Hamming weight. For $u\in F^n$, the Hamming weight of $u$ is defined to be $\mathrm{wt}(u)=d(u,0)$.

Lemma. $d(u,v)=d(u+w,v+w)$ for all $u,v,w\in F^n$.

Lemma. If $C$ is linear, then the minimal distance $d_C$ of $C$ is just the minimal Hamming weight of nonzero vectors of $C$.

If $C$ is a linear $ [n,k]$-code with minimal distance $d_C$, it is said to be an $ [n,k,d_C]$ code.

Theorem. If $d_C$ is the minimal distance of a code $C$, then $C$ can correct up to $\lfloor\frac{d_C-1}{2}\rfloor$ transmission errors.

Channels

A usual description of the noise channel that a code goes through is DMC: discrete memoryless channel. Here discrete means that there are only finitely many symbols used to compose codewords (codevectors), and memoryless means that an error in one symbol does not affect the reliability of the neighboring symbols.

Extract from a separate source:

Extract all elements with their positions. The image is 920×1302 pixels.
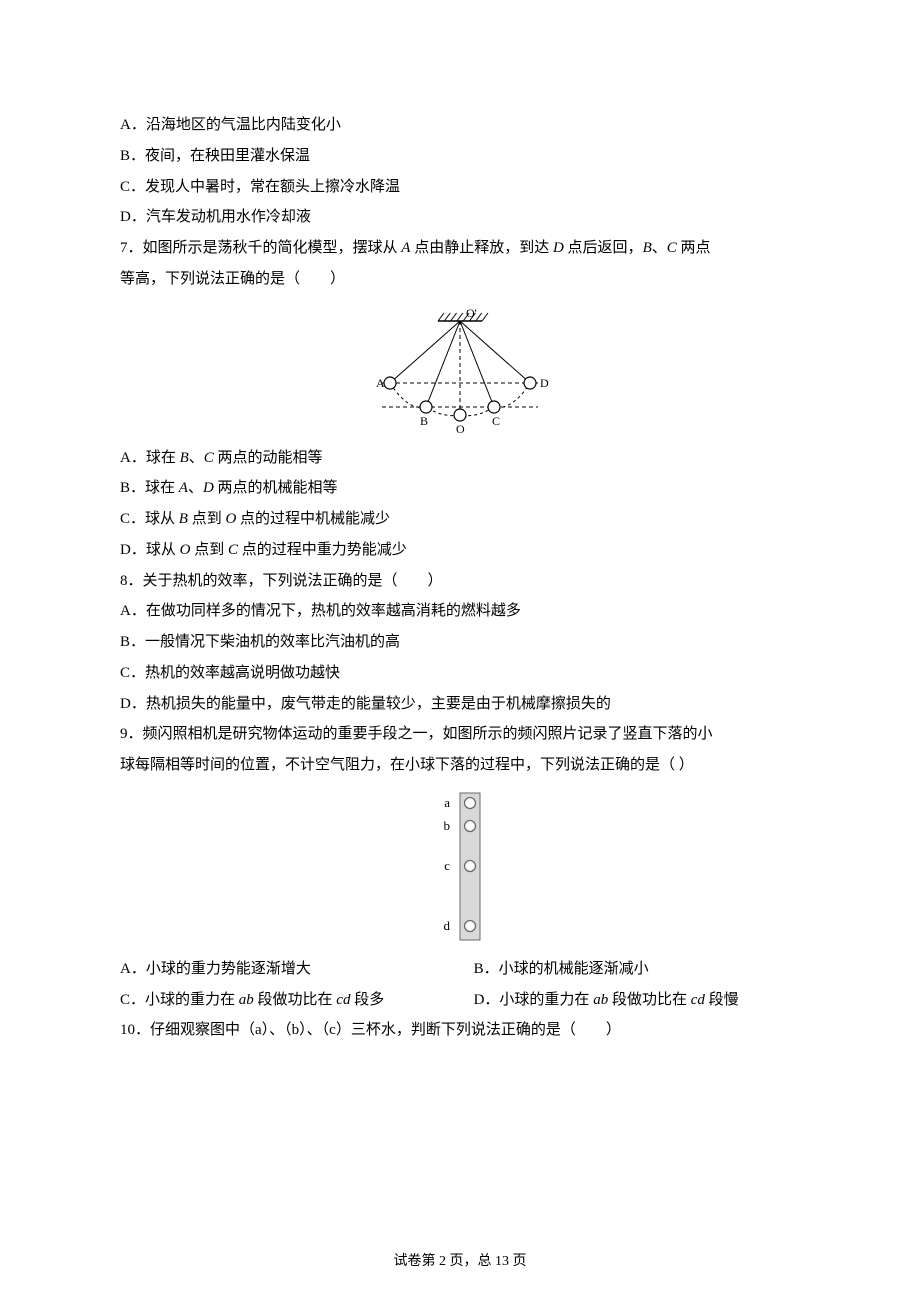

Example. An $m$-ary symmetric channel: There are $m$ inputs and outputs, namely, $x_1$, $\dots$, $x_m$. The probability $p(x_i|x_j)$ that a transmitted symbol $x_i$ got changed to $x_j$, $i\not=j$, is fixed, $p$ say. That is, the outcome is independent of $j$ (so is called symmetric). Then $q=1-(m-1)p$ is the probability $p(x_i|x_i)$ that $x_i$ remain unchanged after going through the channel.

One often use the binary symmetric channel as a model: There are 2 symbols, 0 and 1, for inputs and outputs. The channel changes 0 to 1 and 1 to 0 with a probability $p$, and leaves 0 and 1 unchanged with a probability $1-p$.

Repetition Code

The easiest way of making a linear code is to repeat the symbols $n$ times. When a codevector is received, simply use majority count to determine what was the original codevector. So a binary repetition code is an $ [n,1,n]$ code, the code space is spanned by $(1,1,\dots,1)$.

 $ [7,4]$ Hamming Code

The $ [7,4]$ Hamming code is a $ [7,4,3]$ linear code capable of correcting one transmitting error defined as what follows. Let $V=\mathbb Z_2^7$ and $C$ the subspace of $V$ defined by the following equations: $(x_1,\dots,x_7)\in C$ if $x_4+x_5+x_6+x_7=0$, $x_2+x_3+x_6+x_7=0$, and $x_1+x_3+x_5+x_7=0$. When a codevector $(y_1,\dots,y_7)$ is received, one computes the numbers $\alpha=y_1+y_3+y_5+y_7$, $\beta=y_2+y_3+y_6+y_7$, and $\gamma=y_4+y_5+y_6+y_7$. If all three are zero, no error was made during the transmission, otherwise the number $\alpha+2*\beta+4*\gamma$ (in decimal system) tells the position where an error has occurred.